Published Work

  • Hoard, Into Sanity: Essays About Mental Health, Illness, and Living in Between, 2019
  • Curriculum Vitae, Nano Fiction, Volume 10, #1, 2016
  • Student Stress Solutions through Mindfulness, East Bay Tutors, 2016 (co-authored with Carrie Schlicht)
  • Avocado, Plunge Magazine, August 2013
  • Miner Dad, CellStories, 2012
  • Lesbian Movie Night, Windy City Queer, University of Wisconsin Press, 2012
  • Hurricane Season, CellStories, 2011
  • The Green Scene, Hypertext magazine, November  2011
  • Iowa Wedding, Hypertext magazine, April  2011
  • An American Couple in Italy, EG magazine, November 2011
  • Seed Starting, EG magazine, April 2011
  • Once Upon a Uterus, Hair Trigger magazine, 2010
  • Where the Wild Voices Are, Fictionary, 2010
  • Our Urban Garden, Mindful Metropolis, 2010
  • Diagnosing Father, Hair Trigger magazine, 2009
  • The Bedroom, The Iowa Review, 2008
  • The Day Your Cat Died, Swell, 2008
  • On First Dates, Antimuse, 2008

Excerpts

Curriculum Vitae

April Newman, MFA

My name feels like never enough.

I always thought the extra letters after it would make a difference in this feeling.

They do not.

 

Address:

The orange walk-up apartment,

with

a perpetually leaking ceiling.

The place I ended up:

married,

happy,

growing vegetables in a garden.

But still under-employed.

Avocado

The first girl I loved was Lauren.  We had second grade together at the Nativity Catholic School and grew an avocado from the pit with water and toothpicks in the storage closet.

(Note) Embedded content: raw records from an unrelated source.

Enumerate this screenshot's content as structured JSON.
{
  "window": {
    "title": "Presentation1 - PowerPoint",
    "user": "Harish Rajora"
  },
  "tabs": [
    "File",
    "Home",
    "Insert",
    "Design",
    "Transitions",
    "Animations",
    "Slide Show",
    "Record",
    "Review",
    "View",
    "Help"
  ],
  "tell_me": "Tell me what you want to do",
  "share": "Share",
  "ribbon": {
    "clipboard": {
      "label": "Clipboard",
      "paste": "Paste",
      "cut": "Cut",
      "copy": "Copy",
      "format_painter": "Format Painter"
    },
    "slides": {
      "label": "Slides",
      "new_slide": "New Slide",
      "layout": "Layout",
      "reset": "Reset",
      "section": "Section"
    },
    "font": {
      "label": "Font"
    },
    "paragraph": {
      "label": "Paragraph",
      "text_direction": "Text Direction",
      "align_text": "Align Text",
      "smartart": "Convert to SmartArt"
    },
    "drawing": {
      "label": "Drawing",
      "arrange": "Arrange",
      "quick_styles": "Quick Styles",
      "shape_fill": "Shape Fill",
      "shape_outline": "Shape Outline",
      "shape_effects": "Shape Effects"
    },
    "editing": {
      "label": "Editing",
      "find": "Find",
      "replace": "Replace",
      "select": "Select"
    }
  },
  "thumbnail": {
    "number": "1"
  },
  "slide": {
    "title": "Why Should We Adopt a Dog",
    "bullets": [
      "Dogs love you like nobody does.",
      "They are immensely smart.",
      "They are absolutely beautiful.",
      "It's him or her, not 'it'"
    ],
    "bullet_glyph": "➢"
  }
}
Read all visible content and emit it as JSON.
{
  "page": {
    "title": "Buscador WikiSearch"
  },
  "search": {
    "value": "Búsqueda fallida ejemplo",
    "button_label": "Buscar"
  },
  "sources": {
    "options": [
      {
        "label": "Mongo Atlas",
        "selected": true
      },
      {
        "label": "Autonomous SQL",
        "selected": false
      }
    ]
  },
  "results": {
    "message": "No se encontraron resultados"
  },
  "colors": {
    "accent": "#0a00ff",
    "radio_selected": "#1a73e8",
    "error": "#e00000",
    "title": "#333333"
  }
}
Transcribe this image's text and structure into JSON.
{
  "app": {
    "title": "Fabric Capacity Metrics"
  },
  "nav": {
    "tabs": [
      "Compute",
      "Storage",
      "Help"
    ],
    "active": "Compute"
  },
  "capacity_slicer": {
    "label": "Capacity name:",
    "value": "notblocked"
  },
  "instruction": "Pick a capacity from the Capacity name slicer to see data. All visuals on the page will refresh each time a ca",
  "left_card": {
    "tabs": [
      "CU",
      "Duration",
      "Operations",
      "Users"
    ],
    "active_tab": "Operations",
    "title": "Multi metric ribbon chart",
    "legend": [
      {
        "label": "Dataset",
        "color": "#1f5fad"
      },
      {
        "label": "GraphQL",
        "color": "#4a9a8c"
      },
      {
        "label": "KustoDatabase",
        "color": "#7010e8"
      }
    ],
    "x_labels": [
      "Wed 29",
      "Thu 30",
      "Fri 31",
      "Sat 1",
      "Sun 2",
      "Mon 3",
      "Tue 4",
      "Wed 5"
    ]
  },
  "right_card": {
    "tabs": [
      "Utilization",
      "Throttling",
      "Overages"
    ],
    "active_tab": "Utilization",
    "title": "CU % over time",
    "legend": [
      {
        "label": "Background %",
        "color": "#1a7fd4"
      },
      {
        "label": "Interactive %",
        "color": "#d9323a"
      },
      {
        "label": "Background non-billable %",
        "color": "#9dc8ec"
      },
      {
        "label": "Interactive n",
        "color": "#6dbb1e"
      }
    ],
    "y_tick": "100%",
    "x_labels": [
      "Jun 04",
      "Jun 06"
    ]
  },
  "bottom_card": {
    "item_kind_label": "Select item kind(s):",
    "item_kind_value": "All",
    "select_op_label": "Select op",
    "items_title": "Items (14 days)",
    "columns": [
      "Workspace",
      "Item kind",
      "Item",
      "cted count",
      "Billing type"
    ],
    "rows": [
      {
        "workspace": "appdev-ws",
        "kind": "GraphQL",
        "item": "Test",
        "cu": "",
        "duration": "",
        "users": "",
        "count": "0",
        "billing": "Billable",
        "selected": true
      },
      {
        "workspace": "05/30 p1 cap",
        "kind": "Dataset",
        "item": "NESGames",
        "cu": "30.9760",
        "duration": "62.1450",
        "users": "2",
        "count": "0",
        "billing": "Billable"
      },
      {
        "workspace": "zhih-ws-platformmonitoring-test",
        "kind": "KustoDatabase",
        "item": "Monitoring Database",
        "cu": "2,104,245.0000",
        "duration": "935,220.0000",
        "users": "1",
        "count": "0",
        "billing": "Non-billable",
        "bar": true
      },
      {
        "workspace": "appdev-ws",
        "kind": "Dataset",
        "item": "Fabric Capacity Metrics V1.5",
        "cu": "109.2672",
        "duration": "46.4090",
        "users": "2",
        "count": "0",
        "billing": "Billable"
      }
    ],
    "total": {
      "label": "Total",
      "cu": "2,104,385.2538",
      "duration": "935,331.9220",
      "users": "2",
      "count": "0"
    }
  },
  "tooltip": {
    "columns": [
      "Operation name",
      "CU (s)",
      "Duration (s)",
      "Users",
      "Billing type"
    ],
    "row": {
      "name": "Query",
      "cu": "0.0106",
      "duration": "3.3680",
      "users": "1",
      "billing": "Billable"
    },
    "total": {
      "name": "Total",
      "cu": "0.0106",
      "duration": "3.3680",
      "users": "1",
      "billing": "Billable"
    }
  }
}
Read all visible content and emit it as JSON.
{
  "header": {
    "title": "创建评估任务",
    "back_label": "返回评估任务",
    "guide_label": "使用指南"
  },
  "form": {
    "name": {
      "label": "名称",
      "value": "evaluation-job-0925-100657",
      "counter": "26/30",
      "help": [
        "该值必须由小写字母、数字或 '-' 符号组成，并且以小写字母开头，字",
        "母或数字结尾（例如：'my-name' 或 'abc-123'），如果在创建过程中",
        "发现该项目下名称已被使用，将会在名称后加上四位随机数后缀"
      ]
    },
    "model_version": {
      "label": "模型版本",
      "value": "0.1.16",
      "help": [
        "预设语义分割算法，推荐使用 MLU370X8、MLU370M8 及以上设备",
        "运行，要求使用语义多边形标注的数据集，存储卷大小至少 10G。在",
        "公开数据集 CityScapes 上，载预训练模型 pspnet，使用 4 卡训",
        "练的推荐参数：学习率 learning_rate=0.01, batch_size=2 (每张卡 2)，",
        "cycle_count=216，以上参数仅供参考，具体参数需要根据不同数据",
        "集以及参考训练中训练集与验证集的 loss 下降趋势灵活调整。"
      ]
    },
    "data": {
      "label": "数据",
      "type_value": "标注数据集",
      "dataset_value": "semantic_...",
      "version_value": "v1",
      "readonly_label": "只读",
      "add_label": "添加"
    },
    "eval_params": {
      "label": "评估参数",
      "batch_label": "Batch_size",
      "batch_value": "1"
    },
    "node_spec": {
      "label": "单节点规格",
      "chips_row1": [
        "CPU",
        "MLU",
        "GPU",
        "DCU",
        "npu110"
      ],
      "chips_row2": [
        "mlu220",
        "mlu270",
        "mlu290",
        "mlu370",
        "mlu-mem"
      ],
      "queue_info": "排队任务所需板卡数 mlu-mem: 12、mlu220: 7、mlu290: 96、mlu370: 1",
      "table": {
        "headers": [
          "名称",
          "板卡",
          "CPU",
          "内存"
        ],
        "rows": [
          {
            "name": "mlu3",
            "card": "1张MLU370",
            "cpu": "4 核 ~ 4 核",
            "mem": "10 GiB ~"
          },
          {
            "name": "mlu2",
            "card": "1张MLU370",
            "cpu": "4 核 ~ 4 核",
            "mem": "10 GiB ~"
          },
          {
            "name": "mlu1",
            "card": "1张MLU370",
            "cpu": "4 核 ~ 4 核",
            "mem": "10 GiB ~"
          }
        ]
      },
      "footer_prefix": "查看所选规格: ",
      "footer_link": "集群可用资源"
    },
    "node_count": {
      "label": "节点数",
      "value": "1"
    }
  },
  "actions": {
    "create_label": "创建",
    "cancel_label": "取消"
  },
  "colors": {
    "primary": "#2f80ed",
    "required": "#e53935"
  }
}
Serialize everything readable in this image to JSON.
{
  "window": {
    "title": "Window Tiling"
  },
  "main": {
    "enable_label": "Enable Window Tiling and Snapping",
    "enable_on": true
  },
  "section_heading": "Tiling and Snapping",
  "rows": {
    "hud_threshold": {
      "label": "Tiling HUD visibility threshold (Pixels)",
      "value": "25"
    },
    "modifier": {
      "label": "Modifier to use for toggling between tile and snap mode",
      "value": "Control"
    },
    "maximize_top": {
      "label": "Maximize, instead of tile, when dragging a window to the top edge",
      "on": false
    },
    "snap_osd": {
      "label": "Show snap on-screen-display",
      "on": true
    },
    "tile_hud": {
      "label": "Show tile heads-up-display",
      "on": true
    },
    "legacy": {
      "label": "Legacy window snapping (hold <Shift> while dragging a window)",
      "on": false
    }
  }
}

When the avocado erupted into roots and grew big, we showed the class with toothless grins.

Behind us, Tina Williams sharpened her pencils, and Nate Saunders picked a booger and wiped it on Tiffany Owens’ sweater.  Adam Black and Neil Norris thought the avocado was so weird looking, shaped like an alien, something strange about its tentacles.  But Jennifer Severs noticed its roots stretching to the glass and talked about the fruit, if our avocado ever made it into a tree.

I felt funny and good for no reason standing next to Lauren in the closet where we kept the bottles of paint that smelled like clay and the pieces of construction paper.  So good in fact, that when I looked around the room it was transformed; the checkered tiles on the floor a life-size chessboard. Feeling something breezy in my palms, in my feet—a wild exhilaration like a garden hose that’s gotten loose and flails around the yard in sweeping arcs.

The Bedroom

The bedroom had dark plank floors with one rug poking out in the center. The walls were yellow behind a painting of wild mustangs galloping through a mountain range, their muscles statuesque. Grandma kept quarters in turquoise beaded purses from South Dakota on her dresser, the brown-edged photos of her children jammed into the sides of her mirror. In the corner was a black rolltop writing desk. She placed a photo of her father, Donald, there.